MDH Releases Updated Data During Senate Hearing on COVID-19
Posted on June 3, 2020 by Jodi Boyne
The Minnesota Department of Health (MDH) yesterday released updated data on the status of COVID-19 in long term care settings during a Senate Family Care and Aging Committee hearing.
MDH Commissioner Jan Malcolm opened the hearing by highlighting a preliminary data analysis of positive cases and deaths in nursing homes based on the CMS nursing home reporting requirements:
- Positive Cases: Average number of nursing home cases per 1000 – National average is 62%. Minnesota average is 39.9%.
- Deaths: Average number of nursing home deaths per 1000 - National average for is 27.5%. Minnesota average is 12.7%.
The Commissioner noted that there is not a standardized process for how all nursing homes are reporting data, so it still varies state-by-state, and that many states do not track or report positive cases or deaths in assisted living like we do in Minnesota.

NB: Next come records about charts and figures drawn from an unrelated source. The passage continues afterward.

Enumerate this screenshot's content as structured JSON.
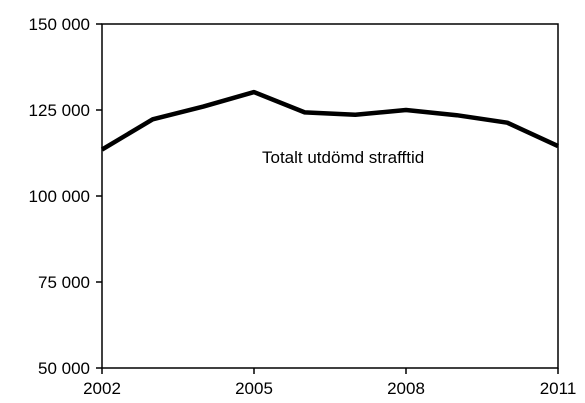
{
  "chart_data": {
    "type": "line",
    "x": [
      2002,
      2003,
      2004,
      2005,
      2006,
      2007,
      2008,
      2009,
      2010,
      2011
    ],
    "series": [
      {
        "name": "Totalt utdömd strafftid",
        "values": [
          113500,
          122300,
          126000,
          130200,
          124300,
          123600,
          125000,
          123500,
          121300,
          114500
        ],
        "color": "#000000"
      }
    ],
    "xlim": [
      2002,
      2011
    ],
    "ylim": [
      50000,
      150000
    ],
    "x_ticks": [
      2002,
      2005,
      2008,
      2011
    ],
    "x_tick_labels": [
      "2002",
      "2005",
      "2008",
      "2011"
    ],
    "y_ticks": [
      50000,
      75000,
      100000,
      125000,
      150000
    ],
    "y_tick_labels": [
      "50 000",
      "75 000",
      "100 000",
      "125 000",
      "150 000"
    ],
    "annotation": "Totalt utdömd strafftid",
    "grid": false,
    "legend": "none",
    "title": "",
    "xlabel": "",
    "ylabel": ""
  }
}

That status of long-term care settings in Minnesota that have a determinable outbreak:
- 855 facilities with determinable outbreak status (439 or 51% have active infections/cases).
- 472 facilities with 1 or 2 cases (144 or 30% have active infections/cases).
- 377 facilities with 3 or more cases (295 or 78% have active infections/cases).
Download the Presentation. Watch the Hearing (1 hour, 23 minutes)
Testing
On testing, the National Guard has swabbed more than 40 long-term care settings across the state, including over 8,000 residents and staff. More than 40 settings are scheduled for initial or follow-up National Guard swabbing over the next week.
MDH noted that may other long-term care providers have completed full-house testing on their own using their own staff or an existing provider partnership. Leading Minnesota members are reminded of the process MDH recommends for point prevalence surveys (testing):
- You should first work with your regular health system and laboratory to provide needed testing materials and support.
- If you do not have this capability or are unable to access these resources, the State can support facility efforts through its Mobile Testing Team.
Members are encouraged to complete the RedCap survey to request support from the Mobile Testing Team. MDH note that more than 400 providers have responded to the survey, with 127 providers saying they plan to test on their own. If you have not already done so, please complete the RedCap survey.
MDH said the state continues its work to identify a mechanism for payment so that providers do not accrue the costs related to testing.
Admitting COVID-19 Positive Patients in Long-Term Care Settings
Senators who serve on the committee asked several questions regarding the data and testing, but also raised a concern that we are also seeing reported in the media: whether COVID-19 positive patients from hospitals should be discharged to long-term care settings.
MDH Commissioner Malcolm said that a skilled nursing setting can be the right setting as they provide the right level of care from staff who have the experience and capability to serve those patients. She also noted that in some instances people may be returning to their home from a hospital stay. MDH also referenced that there are criteria for settings that admit COVID-19 positive patients, including an isolated unit or wing and a dedicated staff team with the appropriate ppe.
As we have previously reported, the Long-Term Care Imperative requested a meeting with key stakeholders to discuss admission of COVID-19 positive patients in long-term care settings. As Minnesota is still anticipating a surge and potentially greater pressure from hospital discharges, this discussion is a timely one.
A meeting was held this week with MDH, the Minnesota Hospital Association, Long Term Care Ombudsman, LeadingAge Minnesota and Care Providers of Minnesota top discuss admission of COVID-19 positive patients into long-term care settings and clearer guidance and communication on the step-down procedures for providing care for COVID-19 positive patients.
We will keep you posted as this discussion progresses.